Simpulan Berdasarkan penelitian yang dilakukan terhadap bakteri pendegradasi solar yang

diberikan perlakuan berupa perbedaan konsentrasi salinitas maka dapat disimpulkan beberapa hal yaitu: 1)

konsentrasi

salinitas

berpengaruh

terhadap

pertumbuhan

koloni

bakteri

pendegradasi solar, dimana terjadi peningkatan jumlah koloni pada pemberian NaCl 1 %, NaCl 2% dan NaCl 3% kemudian mengalami penurunan jumlah koloni pada konsentrasi NaCl 4% dan 5%. Hal ini berdasarkan hasil analisis data dengan menggunakan uji MANOVA dengan nilai signifikansi < 0,05 yaitu 0,000 dan Fhitung = 17,935 > Ftabel = 4,2 2)

konsentrasi salinitas berpengaruh terhadap asam organik yang dihasilkan oleh mikroorganisme pendegradasi solar sebagai hasil samping proses degradasi minyak solar. Sebagai indikator jumlah asam organik adalah jumlah volume NaOH yang dihasilkan pada saat titrasi. Hal ini berdasarkan hasil analisis data dengan menggunakan uji MANOVA dengan nilai signifikansi < 0,05 yaitu 0,000 dan Fhitung = 17,935 > Ftabel = 4,2. Jumlah asam organik yang dihasilkan oleh bakteri meningkat pada konsentrasi NaCl 1%, NaCl 2% dan NaCl 3%, kemudian mengalami penurunan pada konsentrasi 4% dan 5%.

3)

Berdasarkan hasil uji hipotesis dengan menggunakan uji ANOVA Satu Arah didapatkan nilai Fhitung (0,104) < Ftabel (2,9), sehingga dapat disimpulkan bahwa tidak ada pengaruh penambahan konsentrasi oli terhadap kemampuan degradasi bakteri pendegradasi minyak solar.

4)

Bakteri pendegradasi minyak solar sekaligus mampu mendegradasi oli yang diisolasi dari perairan Pelabuhan Celukan Bawang antara lain dari genus: Bacillus (isolat A dan F), Pseudomonas (isolat B dan E), Acinetobacter (isolat C), dan Halomonas (isolat D).

5)

Komposisi 4% adalah komposisi jerami padi yang tepat bagi pertumbuhan optimum bakteri pendegradasi solar, dimana pada komposisi tersebut menghasilkan jumlah total koloni maksimal diantara 2 komposisi yang lain (1% dan 8%).

6)

Genus bakteri pendegradasi solar yang pertumbuhannya paling optimum pada komposisi jerami padi yang tepat tersebut adalah genus Pseudomonas.
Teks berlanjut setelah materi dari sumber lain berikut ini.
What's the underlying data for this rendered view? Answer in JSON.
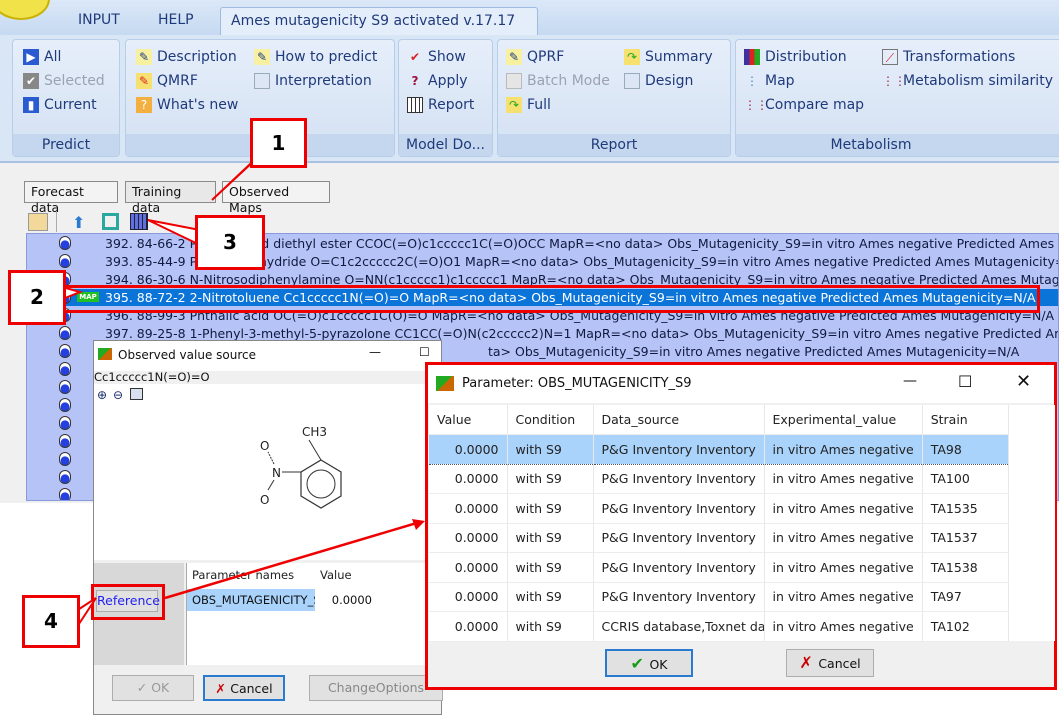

Hal ini dibuktikan dengan pertumbuhan koloninya paling maksimal di antara koloni genus yang lain. Selain itu, pada semua pengulangan sampel perlakuan, pertumbuhan koloni bakteri ini selalu muncul dan pertumbuhannya optimal.

6.2

Saran Berdasarkan penelitian ini maka saran yang dapat disampaikan adalah: 1)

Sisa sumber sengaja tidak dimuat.